The next thing I knew, it was Saturday night, and I was back at the Dog for a performance by Corvallis’ own post-everything quartet, Xenat-Ra. If anything, it had gotten hotter through the weekend, and I was on the verge of climbing Mt. Olympus to punch Helios in the face.
JD Monroe was spanking his drum kit while Dave Trenkel coaxed cosmic tones from his keys and Matt Calkins was blowing into his saxophone like a lifeguard trying to get a nonresponsive man to breathe.
That was when the sky opened up.
They had been flashing for hours, the long, movie-style streaks of lightning, cracking the sky like a BB against a windshield and occasionally sending rumbles of thunder echoing across the valley. When the rain came, it was totally unexpected, and it damn near emptied the place out.
Walking outside into the monsoon, I saw two of my out-of-town friends standing beneath the bike rack shelter in the suits they wore to the wedding. I went and stood with them, watching the natural laser-light show unfold.

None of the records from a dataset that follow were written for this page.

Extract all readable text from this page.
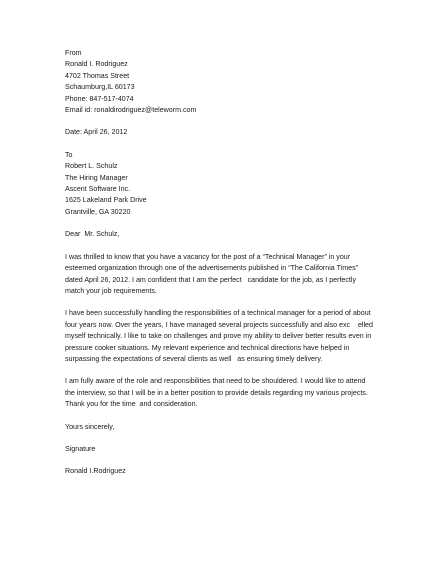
From
Ronald I. Rodriguez
4702 Thomas Street
Schaumburg,IL 60173
Phone: 847-517-4074
Email id: ronaldirodriguez@teleworm.com
Date: April 26, 2012
To
Robert L. Schulz
The Hiring Manager
Ascent Software Inc.
1625 Lakeland Park Drive
Grantville, GA 30220
Dear  Mr. Schulz,
I was thrilled to know that you have a vacancy for the post of a “Technical Manager” in your
esteemed organization through one of the advertisements published in “The California Times”
dated April 26, 2012. I am confident that I am the perfect   candidate for the job, as I perfectly
match your job requirements.
I have been successfully handling the responsibilities of a technical manager for a period of about
four years now. Over the years, I have managed several projects successfully and also exc    elled
myself technically. I like to take on challenges and prove my ability to deliver better results even in
pressure cooker situations. My relevant experience and technical directions have helped in
surpassing the expectations of several clients as well   as ensuring timely delivery.
I am fully aware of the role and responsibilities that need to be shouldered. I would like to attend
the interview, so that I will be in a better position to provide details regarding my various projects.
Thank you for the time  and consideration.
Yours sincerely,
Signature
Ronald I.Rodriguez
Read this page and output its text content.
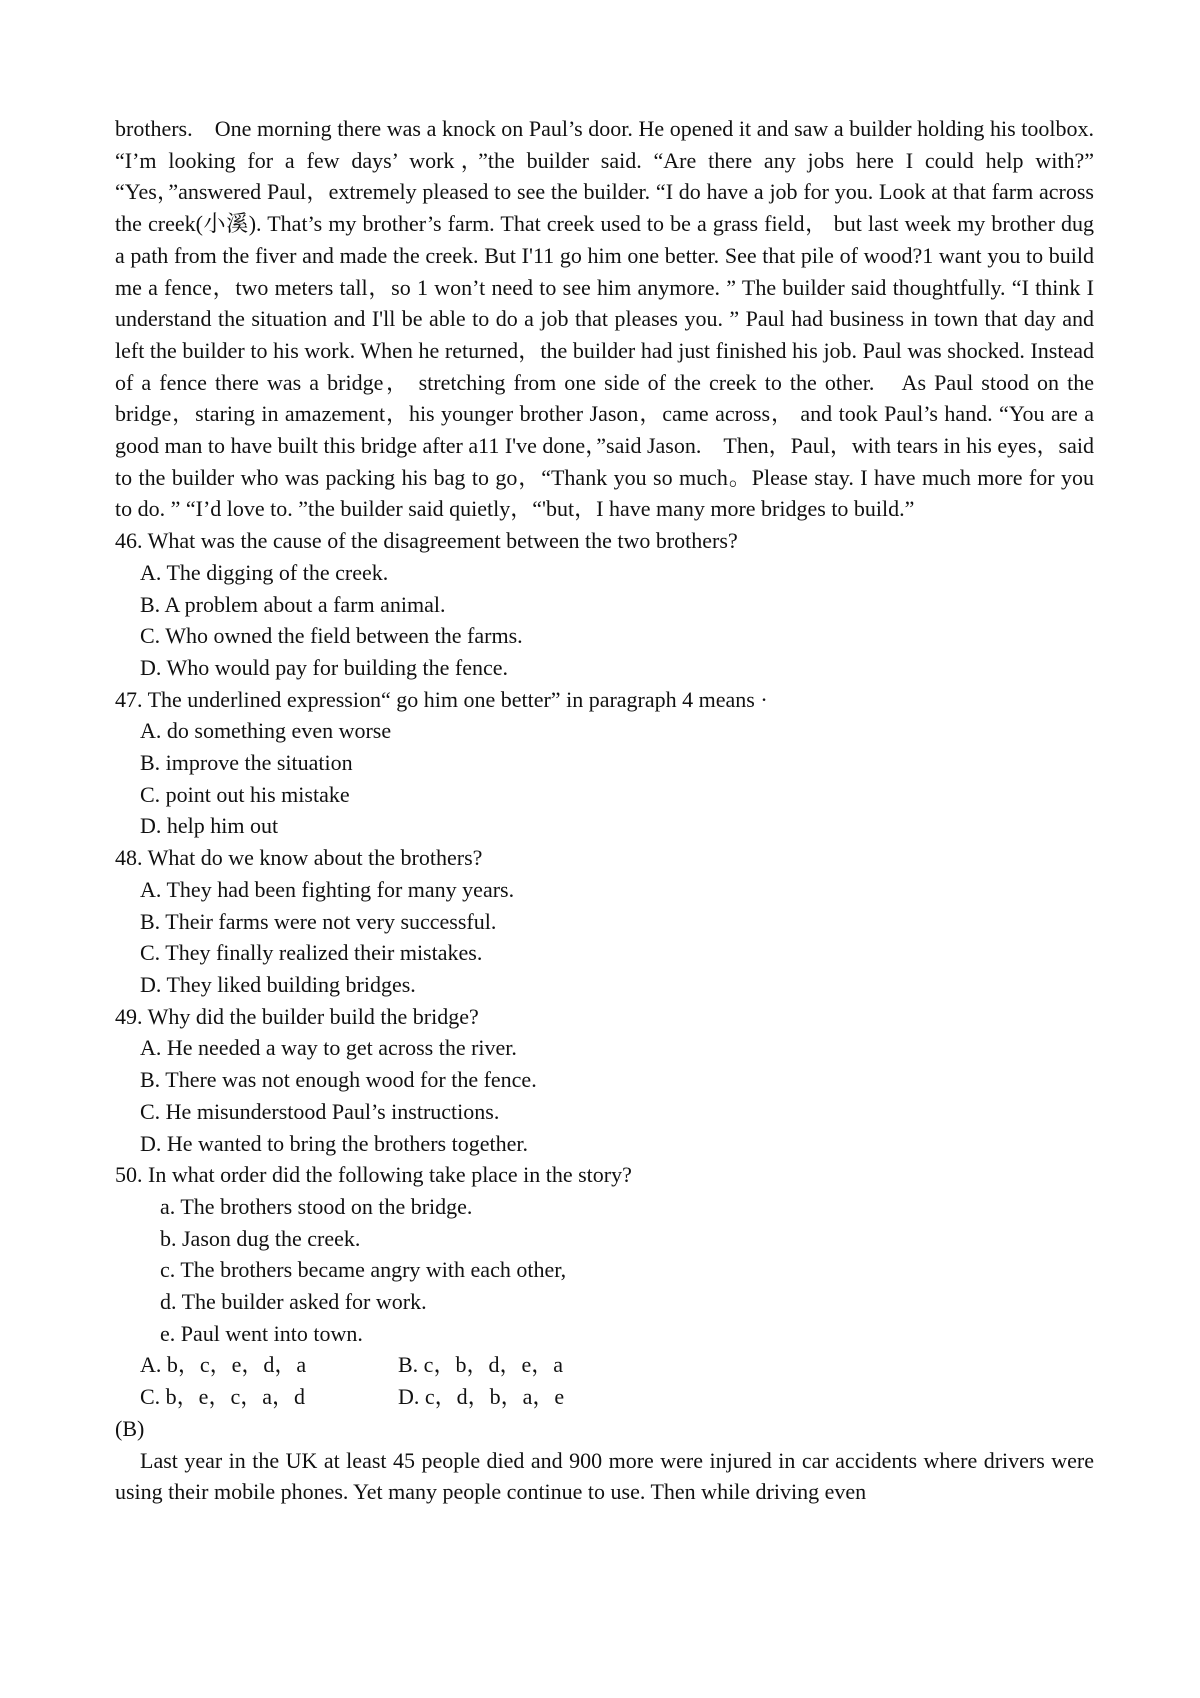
brothers.　One morning there was a knock on Paul’s door. He opened it and saw a builder holding his toolbox. “I’m looking for a few days’ work，”the builder said. “Are there any jobs here I could help with?” “Yes，”answered Paul，extremely pleased to see the builder. “I do have a job for you. Look at that farm across the creek(小溪). That’s my brother’s farm. That creek used to be a grass field， but last week my brother dug a path from the fiver and made the creek. But I'11 go him one better. See that pile of wood?1 want you to build me a fence，two meters tall，so 1 won’t need to see him anymore. ” The builder said thoughtfully. “I think I understand the situation and I'll be able to do a job that pleases you. ” Paul had business in town that day and left the builder to his work. When he returned，the builder had just finished his job. Paul was shocked. Instead of a fence there was a bridge， stretching from one side of the creek to the other.　As Paul stood on the bridge，staring in amazement，his younger brother Jason，came across， and took Paul’s hand. “You are a good man to have built this bridge after a11 I've done，”said Jason.　Then，Paul，with tears in his eyes，said to the builder who was packing his bag to go，“Thank you so much。Please stay. I have much more for you to do. ” “I’d love to. ”the builder said quietly，“'but，I have many more bridges to build.”

46. What was the cause of the disagreement between the two brothers?

A. The digging of the creek.

B. A problem about a farm animal.

C. Who owned the field between the farms.

D. Who would pay for building the fence.

47. The underlined expression“ go him one better” in paragraph 4 means ·

A. do something even worse

B. improve the situation

C. point out his mistake

D. help him out

48. What do we know about the brothers?

A. They had been fighting for many years.

B. Their farms were not very successful.

C. They finally realized their mistakes.

D. They liked building bridges.

49. Why did the builder build the bridge?

A. He needed a way to get across the river.

B. There was not enough wood for the fence.

C. He misunderstood Paul’s instructions.

D. He wanted to bring the brothers together.

50. In what order did the following take place in the story?

a. The brothers stood on the bridge.

b. Jason dug the creek.

c. The brothers became angry with each other,

d. The builder asked for work.

e. Paul went into town.

A. b，c，e，d，a	B. c，b，d，e，a
C. b，e，c，a，d	D. c，d，b，a，e

(B)

Last year in the UK at least 45 people died and 900 more were injured in car accidents where drivers were using their mobile phones. Yet many people continue to use. Then while driving even
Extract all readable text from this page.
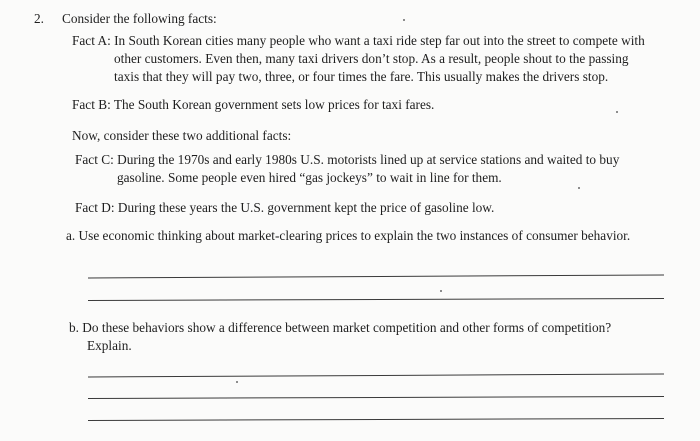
2. Consider the following facts:
Fact A: In South Korean cities many people who want a taxi ride step far out into the street to compete with
other customers. Even then, many taxi drivers don’t stop. As a result, people shout to the passing
taxis that they will pay two, three, or four times the fare. This usually makes the drivers stop.
Fact B: The South Korean government sets low prices for taxi fares.
Now, consider these two additional facts:
Fact C: During the 1970s and early 1980s U.S. motorists lined up at service stations and waited to buy
gasoline. Some people even hired “gas jockeys” to wait in line for them.
Fact D: During these years the U.S. government kept the price of gasoline low.
a. Use economic thinking about market-clearing prices to explain the two instances of consumer behavior.
b. Do these behaviors show a difference between market competition and other forms of competition?
Explain.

It was beautiful. Not only that, but you could hear the music perfectly, it was so loud. Xenat-Ra had ripped open the night, sowing the clouds with their irritant shards of funk.
When the women started issuing forth from the door of the Dog, dancing in the downpour and strobelightning, I leaned back against the bike rack and thought just how lucky I was.
Sometimes you just have to sit back and appreciate the rock-video moments in your life. You don’t have to sip Moet out of a supermodel’s navel, go to a White Party in the Hamptons or coast on thousand-dollar rims to your own Hollywood premiere.
All you really need is good friends, great music and, most importantly, lowered expectations.